KU News Release


Nov. 8, 2011
Contact: Tony Bolden, African and African-American Studies, 785-864-3043

Author to talk on poetics of hip-hop

LAWRENCE — Rap is more than a collection of beats, a string of words and a cultural force full of bluster and hype. Rather, it’s poetry, hidden in plain sight. Adam Bradley, author of “The Anthology of Rap” and co-author of Common’s memoir, “One Day It’ll All Make Sense,” will share his insight at “Make It Funky: The Poetics of Hip Hop” at 7 p.m. Thursday, Nov. 10, at Alderson Auditorium in the Kansas Union.
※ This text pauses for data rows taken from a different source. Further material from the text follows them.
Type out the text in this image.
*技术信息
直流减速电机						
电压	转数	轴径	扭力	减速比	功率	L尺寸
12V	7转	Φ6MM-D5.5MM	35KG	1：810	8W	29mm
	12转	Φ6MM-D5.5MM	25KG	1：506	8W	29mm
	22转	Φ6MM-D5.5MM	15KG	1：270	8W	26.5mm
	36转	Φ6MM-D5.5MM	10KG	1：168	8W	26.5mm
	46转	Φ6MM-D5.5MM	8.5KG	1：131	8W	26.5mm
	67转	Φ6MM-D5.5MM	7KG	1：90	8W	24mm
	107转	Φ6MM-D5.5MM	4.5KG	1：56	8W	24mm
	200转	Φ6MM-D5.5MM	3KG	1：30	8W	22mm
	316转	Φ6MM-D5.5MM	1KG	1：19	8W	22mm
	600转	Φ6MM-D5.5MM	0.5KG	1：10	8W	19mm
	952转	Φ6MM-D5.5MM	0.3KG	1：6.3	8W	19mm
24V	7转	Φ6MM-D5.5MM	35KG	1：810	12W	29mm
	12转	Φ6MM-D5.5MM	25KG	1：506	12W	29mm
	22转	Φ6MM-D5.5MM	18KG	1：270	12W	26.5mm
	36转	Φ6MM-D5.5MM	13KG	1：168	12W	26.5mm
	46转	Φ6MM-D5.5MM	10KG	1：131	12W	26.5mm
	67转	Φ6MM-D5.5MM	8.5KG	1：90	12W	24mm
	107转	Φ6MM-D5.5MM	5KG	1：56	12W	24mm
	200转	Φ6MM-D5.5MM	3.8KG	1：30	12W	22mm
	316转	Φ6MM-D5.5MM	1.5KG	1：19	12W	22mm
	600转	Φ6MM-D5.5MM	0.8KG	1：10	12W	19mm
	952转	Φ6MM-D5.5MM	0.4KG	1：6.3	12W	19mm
The event is free and open to the public.

“Bradley demonstrates that there are remarkable intertextual relationships between the aesthetics of rap and the prosody of such canonical poets as John Milton and Samuel Taylor Coleridge, to name a few,” said Tony Bolden, associate professor of African and African-American Studies, who invited Bradley to KU.

After Bradley concludes his lecture, there will be a panel of respondents and a question-and-answer session. Panelists are Nicole Hodges Persley, assistant professor of theatre; Glenn North, poet-in-residence at the American Jazz Museum in Kansas City, Mo.; Howard Rambsy II, associate professor of literature and director of the Black Studies Program at Southern Illinois University; and Kenton Rambsy, a KU graduate student who studies in the English department.
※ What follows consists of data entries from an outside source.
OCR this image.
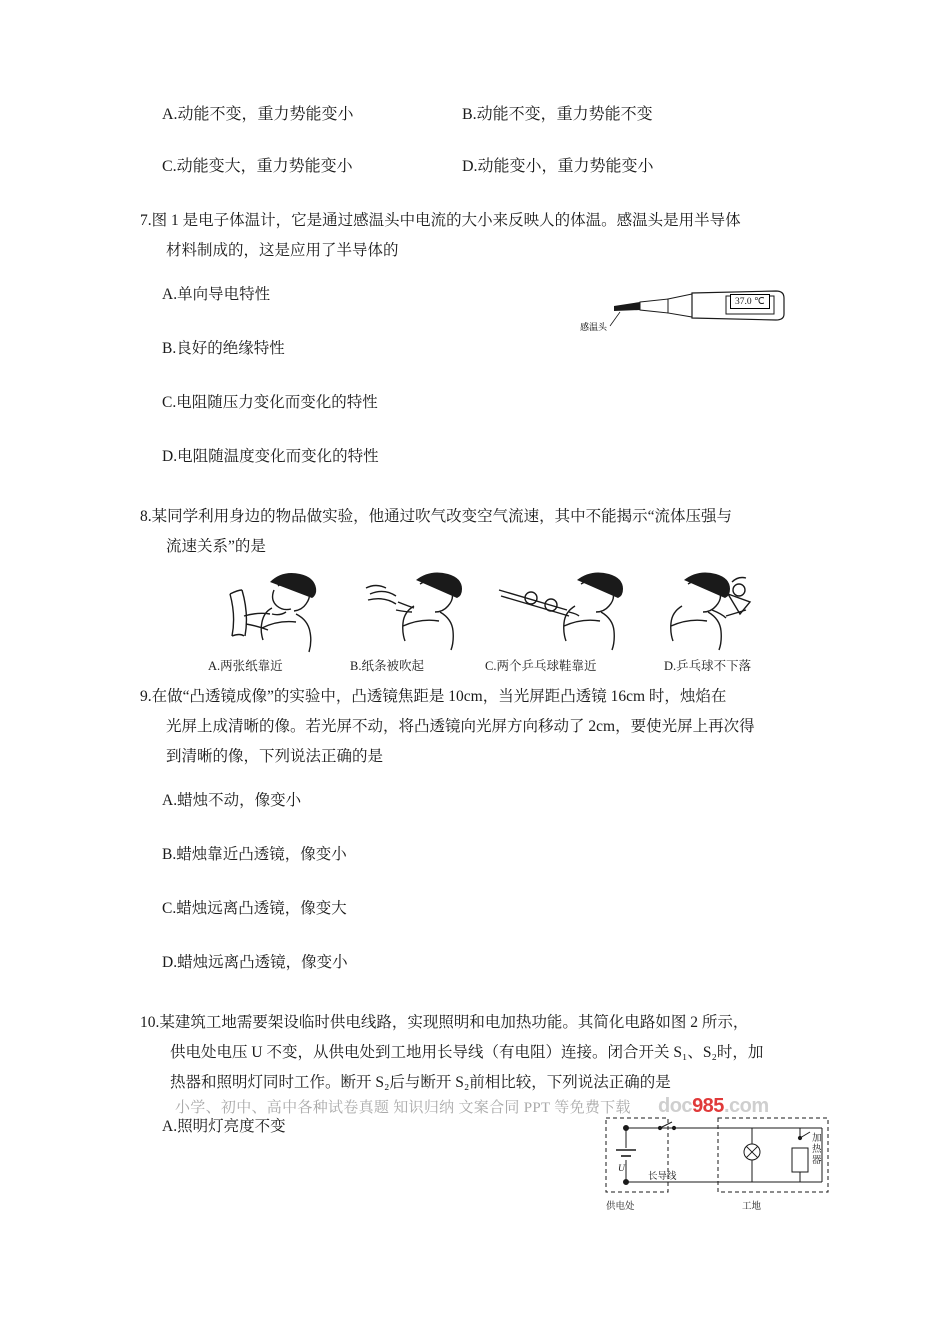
A.动能不变，重力势能变小	B.动能不变，重力势能不变
C.动能变大，重力势能变小	D.动能变小，重力势能变小
7.图 1 是电子体温计，它是通过感温头中电流的大小来反映人的体温。感温头是用半导体
材料制成的，这是应用了半导体的
A.单向导电特性
B.良好的绝缘特性
C.电阻随压力变化而变化的特性
D.电阻随温度变化而变化的特性
37.0 ℃
感温头
8.某同学利用身边的物品做实验，他通过吹气改变空气流速，其中不能揭示“流体压强与
流速关系”的是
A.两张纸靠近	B.纸条被吹起	C.两个乒乓球鞋靠近	D.乒乓球不下落
9.在做“凸透镜成像”的实验中，凸透镜焦距是 10cm，当光屏距凸透镜 16cm 时，烛焰在
光屏上成清晰的像。若光屏不动，将凸透镜向光屏方向移动了 2cm，要使光屏上再次得
到清晰的像，下列说法正确的是
A.蜡烛不动，像变小
B.蜡烛靠近凸透镜，像变小
C.蜡烛远离凸透镜，像变大
D.蜡烛远离凸透镜，像变小
10.某建筑工地需要架设临时供电线路，实现照明和电加热功能。其简化电路如图 2 所示，
供电处电压 U 不变，从供电处到工地用长导线（有电阻）连接。闭合开关 S₁、S₂时，加
热器和照明灯同时工作。断开 S₂后与断开 S₂前相比较，下列说法正确的是
A.照明灯亮度不变
U
长导线
加热器
供电处	工地
小学、初中、高中各种试卷真题 知识归纳 文案合同 PPT 等免费下载 doc985.com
Bradley is an associate professor of English at the University of Colorado-Boulder, where he teaches courses in African-American literature and culture. Also a writer on black popular culture, Bradley’s commentary has appeared in The New York Times, The Washington Post and The Wall Street Journal as well as on PBS, NPR and C-SPAN.
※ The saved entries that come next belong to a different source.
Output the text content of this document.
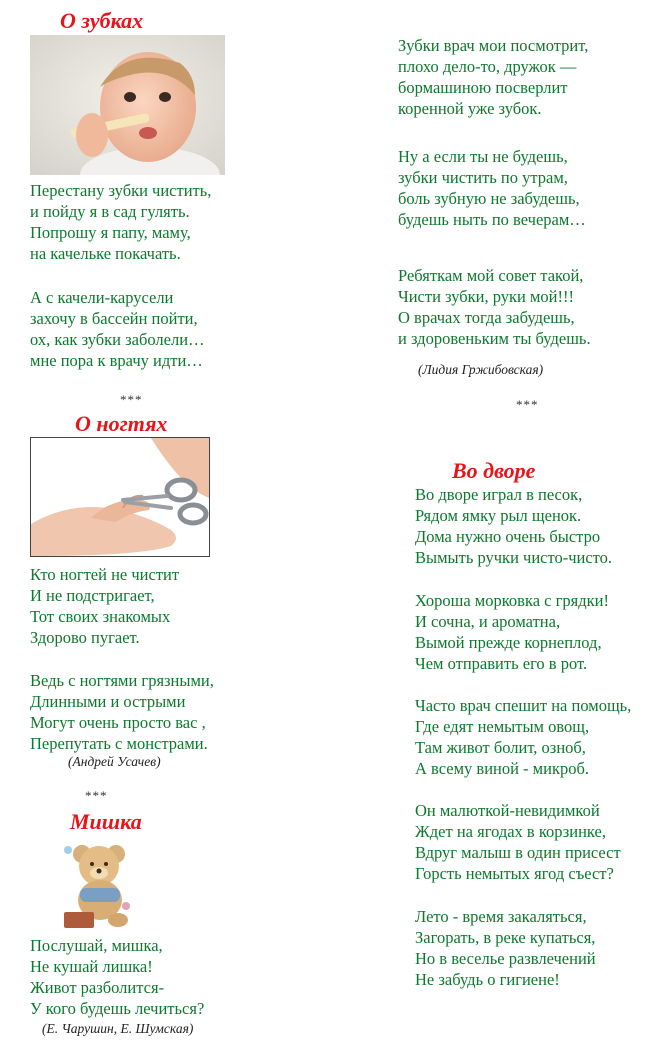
О зубках
Перестану зубки чистить,
и пойду я в сад гулять.
Попрошу я папу, маму,
на качельке покачать.
А с качели-карусели
захочу в бассейн пойти,
ох, как зубки заболели…
мне пора к врачу идти…
***
О ногтях
Кто ногтей не чистит
И не подстригает,
Тот своих знакомых
Здорово пугает.
Ведь с ногтями грязными,
Длинными и острыми
Могут очень просто вас ,
Перепутать с монстрами.
(Андрей Усачев)
***
Мишка
Послушай, мишка,
Не кушай лишка!
Живот разболится-
У кого будешь лечиться?
(Е. Чарушин, Е. Шумская)
Зубки врач мои посмотрит,
плохо дело-то, дружок —
бормашиною посверлит
коренной уже зубок.
Ну а если ты не будешь,
зубки чистить по утрам,
боль зубную не забудешь,
будешь ныть по вечерам…
Ребяткам мой совет такой,
Чисти зубки, руки мой!!!
О врачах тогда забудешь,
и здоровеньким ты будешь.
(Лидия Гржибовская)
***
Во дворе
Во дворе играл в песок,
Рядом ямку рыл щенок.
Дома нужно очень быстро
Вымыть ручки чисто-чисто.
Хороша морковка с грядки!
И сочна, и ароматна,
Вымой прежде корнеплод,
Чем отправить его в рот.
Часто врач спешит на помощь,
Где едят немытым овощ,
Там живот болит, озноб,
А всему виной - микроб.
Он малюткой-невидимкой
Ждет на ягодах в корзинке,
Вдруг малыш в один присест
Горсть немытых ягод съест?
Лето - время закаляться,
Загорать, в реке купаться,
Но в веселье развлечений
Не забудь о гигиене!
Bradley is the co-editor of the posthumous publication of Ralph Ellison’s “Three Days Before the Shooting…: The Unfinished Second Novel” and the author of a critical study of Ellison’s life and work titled “Ralph Ellison in Progress.” “Book of Rhymes: The Poetics of Hip Hop” and “The Anthology of Rap” deal with the topic of the poetry of hip-hop and that a “a new world of rhythm and rhyme awaits us if we only put aside our preconceptions and approach rap with new ears and new eyes,” according to his website.

The event is sponsored by the African and African-American Studies Department, the College of Liberal Arts and Sciences, the Provost’s Office for Diversity and Equity, the Hall Center, the English department and The Project on the History of Black Writing.